Copper inactivates DcsB by oxidizing the metal ligand Cys86 to sulfinic acid.

N-hydroxy-l-arginine amidinohydrolase (EC:3.5.3.25), an enzyme in the d-cycloserine (d-CS) biosynthetic pathway of Streptomyces lavendulae, catalyzes the hydrolysis of an arginase inhibitor, N-hydroxy-l-arginine, to produce l-ornithine and hydroxyurea, despite being homologous to arginase.
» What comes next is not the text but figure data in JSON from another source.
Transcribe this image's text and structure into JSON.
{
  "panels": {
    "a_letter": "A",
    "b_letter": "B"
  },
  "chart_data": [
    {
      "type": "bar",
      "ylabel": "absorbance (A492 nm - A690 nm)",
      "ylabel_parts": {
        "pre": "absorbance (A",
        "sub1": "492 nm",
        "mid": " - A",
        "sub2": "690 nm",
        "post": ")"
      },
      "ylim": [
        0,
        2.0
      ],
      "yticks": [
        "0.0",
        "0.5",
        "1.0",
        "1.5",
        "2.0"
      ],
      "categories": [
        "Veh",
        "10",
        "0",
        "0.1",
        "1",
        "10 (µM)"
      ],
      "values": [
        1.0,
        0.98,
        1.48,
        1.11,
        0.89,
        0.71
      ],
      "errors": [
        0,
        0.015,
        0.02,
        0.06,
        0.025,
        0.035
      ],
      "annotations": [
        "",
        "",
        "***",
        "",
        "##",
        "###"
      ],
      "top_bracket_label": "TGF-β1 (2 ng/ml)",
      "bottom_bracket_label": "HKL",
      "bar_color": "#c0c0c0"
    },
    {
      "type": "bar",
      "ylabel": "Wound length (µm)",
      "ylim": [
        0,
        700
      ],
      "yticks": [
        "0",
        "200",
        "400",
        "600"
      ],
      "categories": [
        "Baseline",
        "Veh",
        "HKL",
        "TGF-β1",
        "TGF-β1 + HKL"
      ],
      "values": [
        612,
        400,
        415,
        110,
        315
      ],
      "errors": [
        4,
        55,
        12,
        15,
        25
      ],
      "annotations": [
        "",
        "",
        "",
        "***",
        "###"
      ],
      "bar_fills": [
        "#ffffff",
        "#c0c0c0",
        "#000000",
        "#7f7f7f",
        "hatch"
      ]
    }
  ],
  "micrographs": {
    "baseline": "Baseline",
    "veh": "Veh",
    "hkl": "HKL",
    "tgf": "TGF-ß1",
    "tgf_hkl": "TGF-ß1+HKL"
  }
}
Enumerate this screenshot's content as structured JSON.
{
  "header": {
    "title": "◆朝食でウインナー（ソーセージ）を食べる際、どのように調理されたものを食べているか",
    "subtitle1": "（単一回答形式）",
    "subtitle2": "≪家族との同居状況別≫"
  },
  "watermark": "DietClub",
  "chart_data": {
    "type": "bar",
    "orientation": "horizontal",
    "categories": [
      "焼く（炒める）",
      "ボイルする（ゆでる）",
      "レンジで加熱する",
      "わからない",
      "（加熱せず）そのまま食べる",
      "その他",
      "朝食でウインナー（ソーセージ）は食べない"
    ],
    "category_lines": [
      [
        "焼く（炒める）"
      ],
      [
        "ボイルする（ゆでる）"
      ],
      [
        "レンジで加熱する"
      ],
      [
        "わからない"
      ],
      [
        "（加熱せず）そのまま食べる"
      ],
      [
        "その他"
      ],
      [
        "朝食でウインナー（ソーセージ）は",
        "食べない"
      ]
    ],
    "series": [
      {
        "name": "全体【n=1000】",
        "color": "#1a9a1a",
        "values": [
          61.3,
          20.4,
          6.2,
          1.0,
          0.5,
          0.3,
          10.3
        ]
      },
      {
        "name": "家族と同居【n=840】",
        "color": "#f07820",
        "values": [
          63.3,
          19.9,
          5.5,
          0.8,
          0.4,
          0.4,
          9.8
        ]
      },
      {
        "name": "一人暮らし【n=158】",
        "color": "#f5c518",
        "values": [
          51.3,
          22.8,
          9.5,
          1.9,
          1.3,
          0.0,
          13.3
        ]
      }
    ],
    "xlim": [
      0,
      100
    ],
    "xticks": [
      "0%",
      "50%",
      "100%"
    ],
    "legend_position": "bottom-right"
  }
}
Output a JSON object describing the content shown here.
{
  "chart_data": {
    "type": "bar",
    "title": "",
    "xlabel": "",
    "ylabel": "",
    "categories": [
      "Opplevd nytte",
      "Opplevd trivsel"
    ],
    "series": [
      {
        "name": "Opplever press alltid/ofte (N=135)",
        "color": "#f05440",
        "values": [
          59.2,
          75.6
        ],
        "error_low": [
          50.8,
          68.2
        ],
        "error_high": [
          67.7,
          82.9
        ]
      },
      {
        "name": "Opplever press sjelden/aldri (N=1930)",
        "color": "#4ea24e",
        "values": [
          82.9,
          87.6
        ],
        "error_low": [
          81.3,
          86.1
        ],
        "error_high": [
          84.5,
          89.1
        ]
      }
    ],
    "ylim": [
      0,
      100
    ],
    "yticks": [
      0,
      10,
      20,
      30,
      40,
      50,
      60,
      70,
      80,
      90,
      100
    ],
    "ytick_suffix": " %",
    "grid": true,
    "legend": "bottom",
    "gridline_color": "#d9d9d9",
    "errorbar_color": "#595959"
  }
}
Like arginase, the enzyme (DcsB) possesses two manganese ions (Mn and Mn) essential for the enzymatic reaction at the bottom of the cavity formed within the molecule. However, one of the Mn ligands in DcsB is Cys86, whereas the corresponding residues in arginase are histidine. In this study, we determined the crystal structure of Mn-free DcsB to elucidate the installation mechanism of the manganese ions. The flipping of the His111 residue after the formation of the coordination bond to the second manganese ion may facilitate the installation of Mn and the closing of the cavity entrance to retain Mn and Mn at the active site. Copper ions, which are known to be a positive regulator of many secondary metabolites in Streptomyces species, were found to irreversibly inactivate the catalytic activity of DcsB. Mass spectrometric and crystallographic analyses of the Cu(II)-treated DcsB indicated that Cys86 is oxidized to sulfinic acid. The d-CS biosynthesis in the producing microorganism may be negatively regulated by the concentration of intracellular copper ions, which mediates the oxidative stress.